A Randomized Safety Study of 13-Valent Pneumococcal Conjugated Vaccine and Post-Vaccination Immune Response to Streptococcus pneumoniae Serotypes in Adult Patients with Bronchial Asthma and Chronic Obstructive Pulmonary Disease

Background. Vaccination against pneumococcal infection is one of the priorities in improving the quality of treatment and prevention measures in adults with various pathologies. The effectiveness of vaccination is directly related to the individuals ability to form an adequate specific immunity. Aims the aim of the study was to assess the level of post-vaccination antibodies to capsular polysaccharides of S. pneumoniae in adult patients with bronchial asthma (BA) or chronic obstructive pulmonary disease (COPD) after administration of 13-valent conjugated pneumococcal vaccine (PCV13). Materials and methods. The ELISA method was used to determine the level of IgG antibodies to 12 capsular polysaccharides serotypes 1, 3, 4, 6A, 6B, 7F, 9V, 14, 18C, 19A, 19F, 23F of S. pneumoniae that are part of PCV13, and 2 serotypes 9N, 15B that are not part of the vaccines using research test systems developed on the basis of the I.I. Mechnikov Research Institute of Vaccines and Sera. Groups of adult patients 32 patients with BA and 33 with COPD who received basic treatment according to accepted international standards.

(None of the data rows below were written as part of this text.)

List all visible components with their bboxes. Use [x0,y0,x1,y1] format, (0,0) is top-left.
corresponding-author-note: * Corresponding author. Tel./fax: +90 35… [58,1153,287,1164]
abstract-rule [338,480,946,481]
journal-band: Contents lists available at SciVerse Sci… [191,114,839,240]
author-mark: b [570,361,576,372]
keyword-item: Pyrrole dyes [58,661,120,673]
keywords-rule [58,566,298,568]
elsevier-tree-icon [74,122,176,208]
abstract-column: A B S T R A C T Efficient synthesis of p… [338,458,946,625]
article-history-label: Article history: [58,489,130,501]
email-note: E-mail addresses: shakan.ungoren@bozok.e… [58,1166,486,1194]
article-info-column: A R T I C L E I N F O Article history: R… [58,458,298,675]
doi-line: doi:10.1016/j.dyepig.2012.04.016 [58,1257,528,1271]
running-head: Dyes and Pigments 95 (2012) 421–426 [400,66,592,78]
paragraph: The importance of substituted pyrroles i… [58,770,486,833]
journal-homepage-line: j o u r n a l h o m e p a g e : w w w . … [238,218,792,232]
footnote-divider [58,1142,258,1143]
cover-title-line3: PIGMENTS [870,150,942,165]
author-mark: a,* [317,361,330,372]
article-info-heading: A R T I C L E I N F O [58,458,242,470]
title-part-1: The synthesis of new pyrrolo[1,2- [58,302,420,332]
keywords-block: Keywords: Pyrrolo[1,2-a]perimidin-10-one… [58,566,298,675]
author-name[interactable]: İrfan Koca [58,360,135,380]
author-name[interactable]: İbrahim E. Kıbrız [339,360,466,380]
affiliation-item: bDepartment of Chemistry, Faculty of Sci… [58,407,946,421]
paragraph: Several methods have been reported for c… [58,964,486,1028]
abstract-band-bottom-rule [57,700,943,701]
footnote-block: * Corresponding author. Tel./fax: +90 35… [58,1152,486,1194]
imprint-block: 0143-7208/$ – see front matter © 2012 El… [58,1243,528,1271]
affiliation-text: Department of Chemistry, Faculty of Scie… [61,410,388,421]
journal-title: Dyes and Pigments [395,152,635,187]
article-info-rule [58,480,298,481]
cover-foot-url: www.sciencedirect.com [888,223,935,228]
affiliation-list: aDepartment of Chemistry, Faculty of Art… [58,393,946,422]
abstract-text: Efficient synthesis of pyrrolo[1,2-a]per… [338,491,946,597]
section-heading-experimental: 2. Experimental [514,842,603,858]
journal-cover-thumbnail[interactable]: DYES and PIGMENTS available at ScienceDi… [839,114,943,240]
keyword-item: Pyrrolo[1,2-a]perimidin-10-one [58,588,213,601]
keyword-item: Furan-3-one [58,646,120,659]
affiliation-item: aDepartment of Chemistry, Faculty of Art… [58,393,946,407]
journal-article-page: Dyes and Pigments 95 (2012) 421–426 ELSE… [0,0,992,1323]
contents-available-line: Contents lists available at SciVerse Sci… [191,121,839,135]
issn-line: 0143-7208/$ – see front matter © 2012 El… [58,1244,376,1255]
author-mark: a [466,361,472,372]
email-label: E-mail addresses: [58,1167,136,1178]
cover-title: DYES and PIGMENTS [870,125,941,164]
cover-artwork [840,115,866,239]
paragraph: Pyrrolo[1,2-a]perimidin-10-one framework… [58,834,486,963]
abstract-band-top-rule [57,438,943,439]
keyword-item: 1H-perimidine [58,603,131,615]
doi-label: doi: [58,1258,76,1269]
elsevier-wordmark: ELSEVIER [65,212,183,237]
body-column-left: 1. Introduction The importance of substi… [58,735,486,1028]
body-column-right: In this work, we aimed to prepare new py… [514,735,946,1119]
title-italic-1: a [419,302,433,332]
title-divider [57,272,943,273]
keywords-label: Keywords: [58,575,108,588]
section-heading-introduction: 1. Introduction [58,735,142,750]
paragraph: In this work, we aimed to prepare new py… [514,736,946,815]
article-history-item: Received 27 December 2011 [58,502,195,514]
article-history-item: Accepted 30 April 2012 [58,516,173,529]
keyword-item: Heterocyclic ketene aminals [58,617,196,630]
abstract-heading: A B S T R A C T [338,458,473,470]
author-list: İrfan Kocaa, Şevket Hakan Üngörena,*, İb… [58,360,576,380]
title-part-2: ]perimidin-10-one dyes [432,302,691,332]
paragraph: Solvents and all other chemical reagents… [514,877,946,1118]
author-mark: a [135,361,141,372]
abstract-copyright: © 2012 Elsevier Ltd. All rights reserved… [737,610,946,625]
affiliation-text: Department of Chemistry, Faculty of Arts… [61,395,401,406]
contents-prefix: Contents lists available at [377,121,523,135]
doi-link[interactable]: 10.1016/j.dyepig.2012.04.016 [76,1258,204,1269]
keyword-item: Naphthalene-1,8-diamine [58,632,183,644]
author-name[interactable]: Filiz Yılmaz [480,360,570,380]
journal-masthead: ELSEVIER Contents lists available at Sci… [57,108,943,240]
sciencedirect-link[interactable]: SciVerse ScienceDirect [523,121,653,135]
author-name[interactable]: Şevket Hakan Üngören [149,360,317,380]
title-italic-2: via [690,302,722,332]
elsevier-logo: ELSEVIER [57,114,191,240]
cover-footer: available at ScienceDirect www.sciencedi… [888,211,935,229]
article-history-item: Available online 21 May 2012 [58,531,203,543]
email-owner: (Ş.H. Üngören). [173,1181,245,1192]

The comparison group consists of 20 healthy patients who do not have comorbidities. In patients, vaccination was performed outside the acute period of the disease using PCV13. Results. Vaccination of PCV13 patients with BA and COPD does not lead to the development of exacerbations of the underlying disease, while unusual symptoms in the post-vaccination period, provided for by the drugs instructions, can rarely develop. A comparative analysis of changes in IgG antibodies conducted after 6 weeks relative to the initial level of IgG antibodies to S. pneumoniae capsular polysaccharides in adult patients and healthy vaccinated PCV13 showed the same increase in specific antibodies to 12 serotypes of pneumococcus. The difference was found only in relation to IgG antibodies to a mixture of polysaccharides included in the PCV13 vaccine, which were registered higher in patients with BA and COPD in the post-vaccination period (p 0.001) than in healthy patients. Conclusions. PCV13 vaccination of patients with BA and COPD is safe and is accompanied by the synthesis of IgG antibodies to capsular polysaccharides serotypes of S. pneumoniae similarly to the healthy group.